July 2, 2008
This should be a post about a new antibiotic, but it’s not. Do you know why?
Because my power has been off for the last three hours. That’s right; Pacific Gas and Electric either doesn’t know or doesn’t care that I lost all yesterday to some vicious food-borne pathogen and did not have three hours to sacrifice to their putrid mismanagement of the power needs of the people of (large parts of) California.
So you’ll have to wait until tomorrow for the antibiotic article, and instead be satisfied with this small rant, inspired by the Great Pet Connection Food Poisoning Incident of 2008.
For the last 22 and a half years, I have fed raw foods to my dogs and cats. During that time, I’ve been told by dozens of vets that my pets are therefore at risk of dying a horrible death due to malnutrition and the jellification of their skeletal structure. This has not happened, and in fact, most of my raw-fed dogs have outlived their kibble-fed parents and littermates, and I have never had a dog or cat become ill or suffer any kind of symptoms related to a food-borne illness or disease of nutritional deficiency or excess.
So I was somewhat amused when I went to the Western Veterinary Conference in February and heard one of the conference speakers, who worked for one of the big pet food companies, address her fellow veterinarians on the subject of raw diets.
She wasn’t really against them, she said. It’s just that it’s impossible to really prepare a nutritionally adequate dog diet in a home kitchen, because apparently dogs have such highly specialized digestive requirements that you need a degree in biology and a commercial laboratory to formulate their diets.
That’s why we never had any dogs prior to the invention of pet food a hundred or so years ago.
And she didn’t really have a problem with raw diets, either, except for the fact that they’re dangerous.
Now, my little weekend adventure has served to confirm for me that food safety in this country is a huge issue. I already knew that, of course, given the pet food recall and the stellar work being done by the FDA and USDA on the recent salmonella outbreak. But given my track record feeding dozens of dogs and cats of all ages and states of health (carefully chosen and handled) raw diets, I have to guess that the risks of doing so are grossly exaggerated.
If I’d been sitting in that audience — okay, I was, but if I were a veterinarian with no experience feeding raw diets and who knew only what the pet food companies had taught me in vet school — I’d have been quite horrified to learn that raw meat is so completely filthy and contaminated that it’s literally impossible to safely handle it in a home kitchen.
Even when you wash the dishes used to prepare your dog’s raw dinner in a dishwasher set on sanitize, even if you wash them in bleach and hot, soapy water, they still have measurable levels of bacterial contamination on them after washing. Even the glass or stainless steel dishes.
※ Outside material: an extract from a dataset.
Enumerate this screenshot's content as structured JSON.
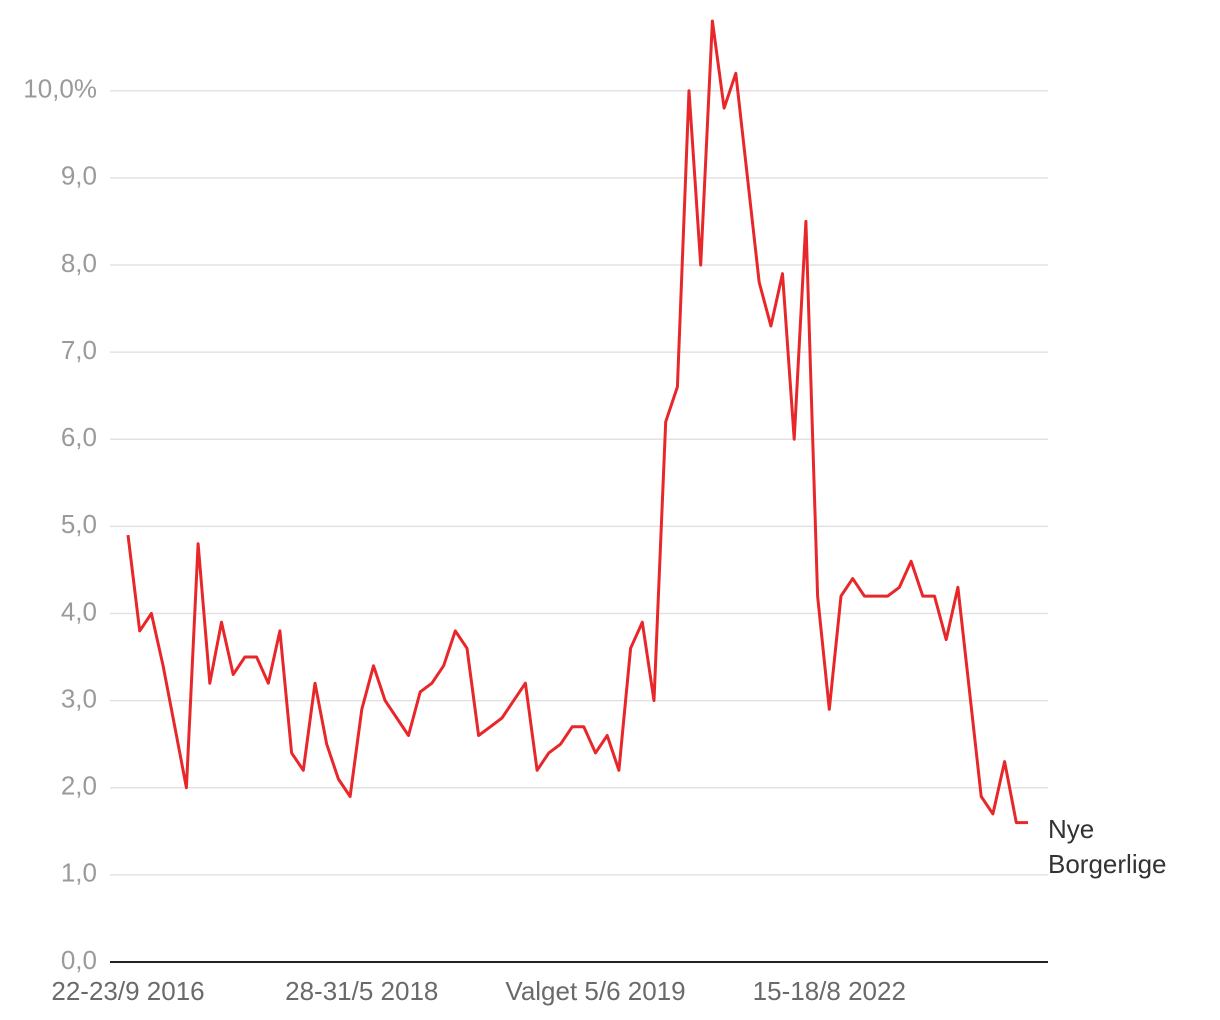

So I was listening to this, and watching the hundreds of vets in attendance nodding their heads and taking notes, and I wanted to stand up and say, “Does the dish somehow know that raw meat is destined for my dog’s stomach and not my oven? Because what about the bowl I used to mix my meatloaf? What about whipping up eggs in a bowl before I scramble them? What about marinating chicken breasts? How am I supposed to make my own dinner, if what you’re saying is true?”
And then I thought a little more, and wanted to additionally ask, “If this is true, then tell me, oh room full of veterinarians: Why aren’t you all getting up out of your folding chairs and marching down the hall to the large animal veterinary seminars and asking your colleagues in agriculture exactly why this nation’s meat supply is full of feces?”
I didn’t want to embarrass Pet Connection, so of course I didn’t ask. But it does make you wonder. Why is food safety always framed as a home kitchen problem, when most outbreaks of food-borne illness are institutional — restaurants, nursing homes, that kind of thing?
Why are we constantly being cautioned that our food supply is so contaminated with fecal bacteria that we don’t dare give our dogs a scrap of trim from the Sunday roast, and large veterinary conferences tell us we literally cannot safely sanitize dishes used to prepare meat, for us or our pets?
Why do we pass laws that meat has to be sold with lengthy “safe handling” labels, instead of laws that there shouldn’t be crap in my food in the first place?